For the masked AND, you do need to pass "ValOperand_Shifted | PMV.Inv_Mask" instead, of course.

(I note that I neglected to implement that optimization for AND in the cmpxchg expansion in expandPartwordAtomicRMW.)

lib/Target/RISCV/RISCVExpandPseudoInsts.cpp
120 ↗(On Diff #159859)

It's not a big deal, but this function and others like it make me think it'd be better to just have one instruction for LR and one for SC, with an argument for the atomic ordering. I assume there's some reason that was not doable?

204 ↗(On Diff #159859)

Nice -- the sequence in AtomicExpandPass::performMaskedAtomicOp should be updated to do the same thing, I think!

379 ↗(On Diff #159859)

Doesn't this need to sign-extend the values prior to doing a signed comparison?

asb added inline comments.Aug 16 2018, 2:17 AM
lib/CodeGen/AtomicExpandPass.cpp
888 ↗(On Diff #159859)

Yes I recognise this, and D48129 implements the three optimisations you suggest for RISC-V. I've now reworked that patch so it is target-independent and the same i8/i16 -> i32 transformation logic is used regardless of the AtomicExpansionKind. Let me know what you think,

It probably makes sense to rebase this patch so it is dependent on D48129.

asb updated this revision to Diff 160994.Aug 16 2018, 3:43 AM
asb marked 5 inline comments as done.
asb edited the summary of this revision. (Show Details)

Rebase on top of D48129 and update to address most review comments.

TODO: Look again at signed atomicrmw min/max.

lib/Target/RISCV/RISCVExpandPseudoInsts.cpp
120 ↗(On Diff #159859)

Instruction definitions in the RISC-V backend follow the instruction encoding, meaning they are easy to inspect for correctness with respect to the ISA manual and the MC layer support is trivial. We could define a RISCV::PseudoLR that took AtomicOrdering and have logic that selected the appropriate AQ/RL bits, but we'd still be implementing something equivalent to this switch - just moving it elsewhere.

204 ↗(On Diff #159859)

I've added a TODO to performMaskedAtomicOp

One comment left unresolved, re sign-extend -- patch LG other than that!

lib/CodeGen/AtomicExpandPass.cpp
888 ↗(On Diff #159859)

Sorry, I totally forgot about that other patch! Yes, it makes more sense to structure this way around. :)

lib/Target/RISCV/RISCVExpandPseudoInsts.cpp
120 ↗(On Diff #159859)

Nah, it's fine, not a big deal.

asb updated this revision to Diff 162175.Aug 23 2018, 7:02 AM
asb marked an inline comment as done.

Update to sign-extends the values for signed min/max, which is the last known issue with this patch.

Happy to commit?

asb added a comment.Aug 23 2018, 9:06 AM

Actually, hold-off on reviewing. I don't think the logic for sign extension is correct when the target memory location isn't 32-bit aligned. Sorry for the noise. I'll add look again and add more tests to cover this.

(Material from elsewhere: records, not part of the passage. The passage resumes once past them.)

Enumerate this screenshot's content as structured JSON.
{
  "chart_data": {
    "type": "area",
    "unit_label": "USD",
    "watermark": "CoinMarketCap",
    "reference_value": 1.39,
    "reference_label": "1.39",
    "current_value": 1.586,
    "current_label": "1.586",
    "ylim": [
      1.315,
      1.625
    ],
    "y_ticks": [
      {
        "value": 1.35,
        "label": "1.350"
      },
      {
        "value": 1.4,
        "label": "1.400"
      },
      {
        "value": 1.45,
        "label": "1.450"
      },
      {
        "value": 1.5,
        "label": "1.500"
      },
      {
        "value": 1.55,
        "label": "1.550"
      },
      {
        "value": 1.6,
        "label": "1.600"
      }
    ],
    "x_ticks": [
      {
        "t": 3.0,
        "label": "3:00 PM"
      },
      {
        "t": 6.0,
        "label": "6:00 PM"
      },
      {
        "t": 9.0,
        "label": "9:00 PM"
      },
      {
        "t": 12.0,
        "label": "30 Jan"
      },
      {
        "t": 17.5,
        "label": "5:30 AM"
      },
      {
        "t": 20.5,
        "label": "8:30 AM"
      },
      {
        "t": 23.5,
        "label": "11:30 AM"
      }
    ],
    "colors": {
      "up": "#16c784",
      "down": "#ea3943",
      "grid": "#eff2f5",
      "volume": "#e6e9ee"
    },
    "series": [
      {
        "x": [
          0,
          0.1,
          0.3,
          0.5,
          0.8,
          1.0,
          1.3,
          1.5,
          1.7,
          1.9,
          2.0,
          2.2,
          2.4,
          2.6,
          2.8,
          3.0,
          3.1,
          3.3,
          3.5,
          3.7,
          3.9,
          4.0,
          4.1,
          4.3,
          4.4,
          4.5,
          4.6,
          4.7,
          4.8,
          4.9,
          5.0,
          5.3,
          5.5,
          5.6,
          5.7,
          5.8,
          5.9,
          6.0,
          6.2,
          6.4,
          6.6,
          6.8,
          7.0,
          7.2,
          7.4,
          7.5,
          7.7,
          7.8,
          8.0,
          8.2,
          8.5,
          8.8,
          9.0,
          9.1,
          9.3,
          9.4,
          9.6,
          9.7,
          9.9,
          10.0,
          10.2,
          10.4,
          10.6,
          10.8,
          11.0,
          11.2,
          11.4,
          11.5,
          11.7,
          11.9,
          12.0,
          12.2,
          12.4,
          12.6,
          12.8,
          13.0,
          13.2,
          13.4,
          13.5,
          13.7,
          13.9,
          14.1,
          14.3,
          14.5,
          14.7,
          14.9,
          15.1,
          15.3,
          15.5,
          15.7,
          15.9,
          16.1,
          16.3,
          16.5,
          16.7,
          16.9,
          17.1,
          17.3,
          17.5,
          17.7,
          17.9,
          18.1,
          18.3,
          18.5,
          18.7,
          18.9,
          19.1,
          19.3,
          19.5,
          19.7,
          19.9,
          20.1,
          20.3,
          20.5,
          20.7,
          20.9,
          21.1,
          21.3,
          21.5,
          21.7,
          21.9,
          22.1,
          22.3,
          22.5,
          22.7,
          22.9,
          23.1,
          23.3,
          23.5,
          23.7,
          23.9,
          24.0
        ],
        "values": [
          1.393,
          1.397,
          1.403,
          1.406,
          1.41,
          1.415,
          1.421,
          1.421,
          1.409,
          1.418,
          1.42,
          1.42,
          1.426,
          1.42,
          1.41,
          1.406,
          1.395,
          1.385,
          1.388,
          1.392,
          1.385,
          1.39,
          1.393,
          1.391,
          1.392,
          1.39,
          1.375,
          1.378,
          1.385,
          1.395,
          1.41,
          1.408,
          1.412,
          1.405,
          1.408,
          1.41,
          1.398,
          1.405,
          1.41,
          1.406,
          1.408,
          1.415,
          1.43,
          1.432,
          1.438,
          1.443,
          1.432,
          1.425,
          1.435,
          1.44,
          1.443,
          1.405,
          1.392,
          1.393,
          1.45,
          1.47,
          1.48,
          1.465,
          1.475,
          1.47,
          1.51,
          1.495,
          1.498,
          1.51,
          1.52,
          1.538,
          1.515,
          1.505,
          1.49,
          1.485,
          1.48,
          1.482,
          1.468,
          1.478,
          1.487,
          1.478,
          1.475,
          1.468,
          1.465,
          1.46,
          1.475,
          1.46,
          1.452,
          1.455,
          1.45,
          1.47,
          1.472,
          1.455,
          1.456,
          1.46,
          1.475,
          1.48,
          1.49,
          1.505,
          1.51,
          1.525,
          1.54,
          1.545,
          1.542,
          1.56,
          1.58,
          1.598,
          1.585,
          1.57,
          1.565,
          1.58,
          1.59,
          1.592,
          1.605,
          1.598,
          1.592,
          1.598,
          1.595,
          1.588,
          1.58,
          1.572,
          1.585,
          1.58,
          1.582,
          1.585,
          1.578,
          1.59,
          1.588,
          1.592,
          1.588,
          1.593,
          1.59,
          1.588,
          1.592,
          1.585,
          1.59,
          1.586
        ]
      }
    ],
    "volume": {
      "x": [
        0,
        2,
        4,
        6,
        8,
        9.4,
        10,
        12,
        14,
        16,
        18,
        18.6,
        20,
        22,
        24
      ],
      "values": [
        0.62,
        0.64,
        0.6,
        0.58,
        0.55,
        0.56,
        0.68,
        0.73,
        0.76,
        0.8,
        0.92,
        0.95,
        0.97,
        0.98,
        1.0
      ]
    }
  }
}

It's a little tempting to just fail for [u]min/max of i8/i16 given Clang never generates them, but we've got this far now...

asb updated this revision to Diff 165968.Sep 18 2018, 7:12 AM

The patch has been updated so sign-extension is performed correct for part-word signed min/max operations.

All known issues are resolved. Final review would be very welcome.

jyknight accepted this revision.Sep 18 2018, 8:58 AM

Final update looks good as far as I can tell.

Ship it! :)

This revision is now accepted and ready to land.Sep 18 2018, 8:58 AM
This revision was automatically updated to reflect the committed changes.